Les data brokers américains ne peuvent être contraints par un cadre légal dont les sanctions en cas d’abus sont intégrés à leur budget annuel. La croissance du marché des données est estimée entre 10 et 30% jusqu’à 2025, les techniques de collectes sont bien implantées, tout internaute utilisant des services reliés à une entreprise américaine se voit d’une part dépossédé de ses droits sur ses données (Cloud Act), d’autre part contribuera à alimenter un marché échappant à la zone géographique dont il dépend. Les Etats-Unis maintiennent et maintiendront leur hégémonie sur le secteur de la donnée, tandis que l’Europe tente de rattraper son retard et de recouvrer sa souveraineté numérique. Les pays asiatiques, vu les sanctions américaines contre Huawei Technologies, envisageaient déjà un fonctionnement autonome à l’intérieur de leurs frontières, mais préparait discrètement leur offensive en Afrique. Ce continent, qui manquait jusqu’alors de données disponibles, voit certains types d’informations émerger principalement via l’utilisation massive de téléphones mobiles et de smartphones : déplacements ; données extraites des réseaux sociaux ou transactions, etc. Huawei investit massivement dans le continent, formant des professionnels, construisant sites opérateurs et réseaux pour des recettes progressant sans fausses notes : 5,8 milliards de dollars en 2018 ; 5,7 en 2017 et 5,4 en 20169.

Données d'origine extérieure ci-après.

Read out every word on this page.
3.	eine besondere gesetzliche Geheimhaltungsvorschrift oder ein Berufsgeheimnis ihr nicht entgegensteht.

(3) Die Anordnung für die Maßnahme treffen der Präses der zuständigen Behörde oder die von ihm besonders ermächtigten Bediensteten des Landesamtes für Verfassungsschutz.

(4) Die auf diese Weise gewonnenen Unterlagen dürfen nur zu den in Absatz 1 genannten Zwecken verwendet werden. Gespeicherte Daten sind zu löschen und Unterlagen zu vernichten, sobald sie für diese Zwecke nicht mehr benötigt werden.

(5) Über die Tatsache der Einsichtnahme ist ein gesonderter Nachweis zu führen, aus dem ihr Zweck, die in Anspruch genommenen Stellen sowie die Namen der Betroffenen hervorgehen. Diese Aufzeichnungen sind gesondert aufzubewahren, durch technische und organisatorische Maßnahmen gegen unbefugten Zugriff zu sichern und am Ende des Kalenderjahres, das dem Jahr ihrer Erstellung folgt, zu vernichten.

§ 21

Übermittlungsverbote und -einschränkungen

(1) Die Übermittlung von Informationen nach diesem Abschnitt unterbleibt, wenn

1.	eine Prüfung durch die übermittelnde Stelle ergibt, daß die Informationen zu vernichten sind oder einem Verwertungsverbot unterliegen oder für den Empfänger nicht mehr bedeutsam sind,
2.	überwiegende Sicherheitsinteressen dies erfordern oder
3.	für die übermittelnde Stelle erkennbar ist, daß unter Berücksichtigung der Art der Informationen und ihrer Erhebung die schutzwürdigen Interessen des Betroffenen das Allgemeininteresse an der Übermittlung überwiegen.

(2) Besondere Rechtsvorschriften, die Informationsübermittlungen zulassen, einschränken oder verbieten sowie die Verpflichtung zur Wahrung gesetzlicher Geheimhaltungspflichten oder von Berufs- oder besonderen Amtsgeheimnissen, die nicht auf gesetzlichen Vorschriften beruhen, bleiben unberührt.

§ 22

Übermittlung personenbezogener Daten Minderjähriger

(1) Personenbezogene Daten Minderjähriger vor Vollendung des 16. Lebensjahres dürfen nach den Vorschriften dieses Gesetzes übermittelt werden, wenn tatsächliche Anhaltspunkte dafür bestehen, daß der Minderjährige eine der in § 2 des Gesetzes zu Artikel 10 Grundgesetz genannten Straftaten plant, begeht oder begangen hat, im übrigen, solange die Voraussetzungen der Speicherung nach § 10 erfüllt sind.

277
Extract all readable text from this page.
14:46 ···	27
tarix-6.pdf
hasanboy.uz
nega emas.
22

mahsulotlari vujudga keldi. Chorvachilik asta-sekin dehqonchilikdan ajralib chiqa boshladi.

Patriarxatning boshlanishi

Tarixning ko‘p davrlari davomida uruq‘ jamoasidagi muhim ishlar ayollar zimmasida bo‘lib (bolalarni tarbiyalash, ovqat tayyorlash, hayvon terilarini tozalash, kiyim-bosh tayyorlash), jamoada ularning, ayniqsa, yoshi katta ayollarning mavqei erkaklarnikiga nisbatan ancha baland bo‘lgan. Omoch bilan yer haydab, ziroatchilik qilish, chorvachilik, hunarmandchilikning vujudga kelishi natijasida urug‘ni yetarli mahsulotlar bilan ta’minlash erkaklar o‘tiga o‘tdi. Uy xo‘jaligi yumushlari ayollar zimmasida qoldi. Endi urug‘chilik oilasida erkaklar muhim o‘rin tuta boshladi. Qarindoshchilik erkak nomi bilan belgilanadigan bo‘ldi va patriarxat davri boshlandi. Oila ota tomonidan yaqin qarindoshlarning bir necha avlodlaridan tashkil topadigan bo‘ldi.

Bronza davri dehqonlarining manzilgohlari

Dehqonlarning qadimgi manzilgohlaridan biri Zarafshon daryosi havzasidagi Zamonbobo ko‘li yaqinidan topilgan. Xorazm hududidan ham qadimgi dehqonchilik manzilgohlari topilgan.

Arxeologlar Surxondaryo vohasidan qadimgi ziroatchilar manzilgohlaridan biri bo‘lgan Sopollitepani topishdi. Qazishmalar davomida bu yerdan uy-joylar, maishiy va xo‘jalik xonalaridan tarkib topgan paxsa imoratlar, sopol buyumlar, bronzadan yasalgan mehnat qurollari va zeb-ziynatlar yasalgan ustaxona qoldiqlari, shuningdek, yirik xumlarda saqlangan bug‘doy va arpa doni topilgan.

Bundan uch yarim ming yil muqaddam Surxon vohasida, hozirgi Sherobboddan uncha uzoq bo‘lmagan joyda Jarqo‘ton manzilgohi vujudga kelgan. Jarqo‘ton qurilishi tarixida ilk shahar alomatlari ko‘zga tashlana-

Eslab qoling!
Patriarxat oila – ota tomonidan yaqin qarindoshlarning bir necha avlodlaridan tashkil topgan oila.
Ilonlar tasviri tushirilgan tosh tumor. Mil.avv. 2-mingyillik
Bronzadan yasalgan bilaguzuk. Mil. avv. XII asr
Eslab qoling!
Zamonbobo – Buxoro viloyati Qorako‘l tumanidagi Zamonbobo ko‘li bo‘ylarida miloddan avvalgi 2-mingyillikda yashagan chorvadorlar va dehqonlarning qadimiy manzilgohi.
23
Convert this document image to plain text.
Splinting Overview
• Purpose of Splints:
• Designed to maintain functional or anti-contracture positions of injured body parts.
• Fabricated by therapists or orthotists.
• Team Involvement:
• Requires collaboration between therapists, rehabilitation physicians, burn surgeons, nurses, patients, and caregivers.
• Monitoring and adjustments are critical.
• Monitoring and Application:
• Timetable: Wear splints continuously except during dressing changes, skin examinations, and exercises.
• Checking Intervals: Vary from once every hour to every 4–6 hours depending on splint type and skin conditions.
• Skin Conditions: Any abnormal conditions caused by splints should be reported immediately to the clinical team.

Qui détient l’information détient le pouvoir !

1 Forbes, 19 décembre 2013.

2 Cécile Frangne, La Croix, 10 avril 2018.

3 NASDAQ.

4 Michelle Hackman et Byron Tau, The Wall Street Journal, 7 février 2020

5 Françoise Laugée, Refroidissement social, La revue européenne des médias et du numérique, juillet 2018.

6 Claude Castelluccia interviewé par Françoise Laugée, La « datapulation » ou la manipulation par les données, La revue européenne des médias et du numérique, mars 2019.

7 Claude Castelluccia interviewé par Françoise Laugée, La « datapulation » ou la manipulation par les données, La revue européenne des médias et du numérique, mars 2019.

8 Rapport 2019 de la Task Force IA.

9 Marie-France Réveillard, La Tribune Afrique, 4 mars 2019.